If Northwestern football players go ahead now and unionize — as expected following yesterday’s labor ruling in Chicago — you’re looking at the first step in the erosion of college sports as we’ve known them.
The goof who made the decision yesterday said, essentially, “All the time and effort these players put in, coupled with the fact their athletic performance is directly tied in to their scholarship, makes them employees.”
What about the $60,000 education the football players are receiving?
How is that accounted for and why is that not factored in when discussing some sort of compensation table?
Oh, I know why.
Because the actual concept of going to college to get an education doesn’t connect with a lot of them.

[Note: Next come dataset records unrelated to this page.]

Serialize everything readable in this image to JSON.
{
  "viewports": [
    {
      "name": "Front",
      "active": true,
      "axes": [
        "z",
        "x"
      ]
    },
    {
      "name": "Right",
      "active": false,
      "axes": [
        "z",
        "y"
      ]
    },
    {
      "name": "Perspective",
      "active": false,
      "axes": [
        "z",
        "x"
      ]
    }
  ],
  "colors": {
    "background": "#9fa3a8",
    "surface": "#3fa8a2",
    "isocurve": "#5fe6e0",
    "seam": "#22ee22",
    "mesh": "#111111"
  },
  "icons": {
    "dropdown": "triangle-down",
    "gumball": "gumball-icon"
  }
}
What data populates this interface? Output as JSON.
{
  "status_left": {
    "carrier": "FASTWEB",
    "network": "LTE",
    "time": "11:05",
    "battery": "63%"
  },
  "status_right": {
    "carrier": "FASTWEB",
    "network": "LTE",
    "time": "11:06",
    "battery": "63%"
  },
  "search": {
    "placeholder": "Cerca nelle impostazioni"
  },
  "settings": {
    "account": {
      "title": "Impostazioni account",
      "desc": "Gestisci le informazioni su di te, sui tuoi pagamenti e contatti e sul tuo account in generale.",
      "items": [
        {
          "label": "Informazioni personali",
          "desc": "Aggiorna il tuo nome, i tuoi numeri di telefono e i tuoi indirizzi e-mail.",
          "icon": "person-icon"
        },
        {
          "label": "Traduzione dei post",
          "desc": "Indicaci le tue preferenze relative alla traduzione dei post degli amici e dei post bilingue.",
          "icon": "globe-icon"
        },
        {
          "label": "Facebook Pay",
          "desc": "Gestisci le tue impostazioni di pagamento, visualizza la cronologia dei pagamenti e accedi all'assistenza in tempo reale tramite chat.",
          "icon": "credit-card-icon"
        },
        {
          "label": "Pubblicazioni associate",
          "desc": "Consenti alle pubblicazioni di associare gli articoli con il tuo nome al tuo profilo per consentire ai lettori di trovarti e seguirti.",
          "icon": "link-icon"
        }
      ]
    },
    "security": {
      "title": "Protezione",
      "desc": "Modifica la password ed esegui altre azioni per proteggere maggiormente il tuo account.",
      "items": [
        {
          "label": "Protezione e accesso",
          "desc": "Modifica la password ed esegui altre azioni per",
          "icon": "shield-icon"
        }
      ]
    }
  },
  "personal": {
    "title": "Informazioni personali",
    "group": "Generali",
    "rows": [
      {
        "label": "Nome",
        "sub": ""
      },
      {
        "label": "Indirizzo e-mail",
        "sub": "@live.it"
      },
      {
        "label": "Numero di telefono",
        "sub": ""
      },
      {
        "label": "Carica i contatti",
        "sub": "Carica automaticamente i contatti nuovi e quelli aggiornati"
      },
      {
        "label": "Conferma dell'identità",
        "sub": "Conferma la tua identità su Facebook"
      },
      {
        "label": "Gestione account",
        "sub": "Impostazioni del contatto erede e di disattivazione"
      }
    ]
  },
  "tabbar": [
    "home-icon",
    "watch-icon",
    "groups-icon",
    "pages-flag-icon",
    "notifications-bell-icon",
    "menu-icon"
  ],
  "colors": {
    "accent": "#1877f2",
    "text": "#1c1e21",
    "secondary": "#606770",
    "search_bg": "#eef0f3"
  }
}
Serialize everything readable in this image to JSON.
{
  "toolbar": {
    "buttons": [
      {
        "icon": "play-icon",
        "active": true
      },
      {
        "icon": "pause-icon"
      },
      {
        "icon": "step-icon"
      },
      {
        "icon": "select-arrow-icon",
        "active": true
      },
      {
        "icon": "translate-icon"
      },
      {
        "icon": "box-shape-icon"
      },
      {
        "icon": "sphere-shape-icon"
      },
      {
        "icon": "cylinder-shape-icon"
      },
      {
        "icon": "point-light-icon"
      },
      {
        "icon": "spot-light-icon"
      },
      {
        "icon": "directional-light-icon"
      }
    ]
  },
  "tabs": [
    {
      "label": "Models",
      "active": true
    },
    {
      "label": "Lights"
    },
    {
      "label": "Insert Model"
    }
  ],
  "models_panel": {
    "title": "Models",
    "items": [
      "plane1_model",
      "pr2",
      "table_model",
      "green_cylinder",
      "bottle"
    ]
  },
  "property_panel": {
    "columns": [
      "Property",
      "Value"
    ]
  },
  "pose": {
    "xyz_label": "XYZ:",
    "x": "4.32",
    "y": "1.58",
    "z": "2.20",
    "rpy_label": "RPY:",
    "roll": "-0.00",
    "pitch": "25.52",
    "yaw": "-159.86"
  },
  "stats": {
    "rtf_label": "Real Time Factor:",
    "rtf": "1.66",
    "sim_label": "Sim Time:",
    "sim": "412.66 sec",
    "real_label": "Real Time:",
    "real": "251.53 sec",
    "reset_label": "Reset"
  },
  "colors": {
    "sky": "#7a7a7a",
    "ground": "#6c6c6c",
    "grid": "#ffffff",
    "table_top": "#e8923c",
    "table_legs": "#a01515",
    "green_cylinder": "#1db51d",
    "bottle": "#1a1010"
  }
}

I’ve been saying this for years ever since these guys (and girls, possibly) started bellyaching about working too hard on the field and not getting paid for it: There’s an extremely simple solution to this whole thing — make all of the athletes pay for their school the way the rest of the great unwashed do and then pay them some sort of stipend for playing a sport and tie that stipend (and any annual increase) into their academic accomplishments.
I’m not sure what’s so difficult about that scenario.
That solution would be suitable for every sport. Football, basketball, lacrosse, swimming, golf, tennis…whatever.
If you want to come up with a formula that somehow factors in revenue and expense for the sport in computing the stipend for the athlete, that’s fine, too. In other words, it might work out that a football player’s stipend is $20,000 a year and a swimmer’s stipend is only $8,000.
I’ll warn you, as I’ve done for the last decade, that the minute you start paying these athletes ANYTHING at all, the best player on the team is going to want more than the worst player on the team. If you think Johnny Manziel would take $20,000 from Texas A&M while the back-up safety gets $20,000 as well, you’re nuts.
But, that’s the pandora’s box the labor clown in Chicago opened up yesterday when he ruled the Northwestern football team has the right to unionize.
Calling college football players “employees” is silly. They truly are student-athletes.
College athletes who go to school and play a sport enter into an agreement that’s called “trade for services”, which means they agree to take a scholarship or some amount of reduced tuition in exchange for playing on the (insert sport here) team.
Paying them is just going to muddy the waters more than they already are, believe me.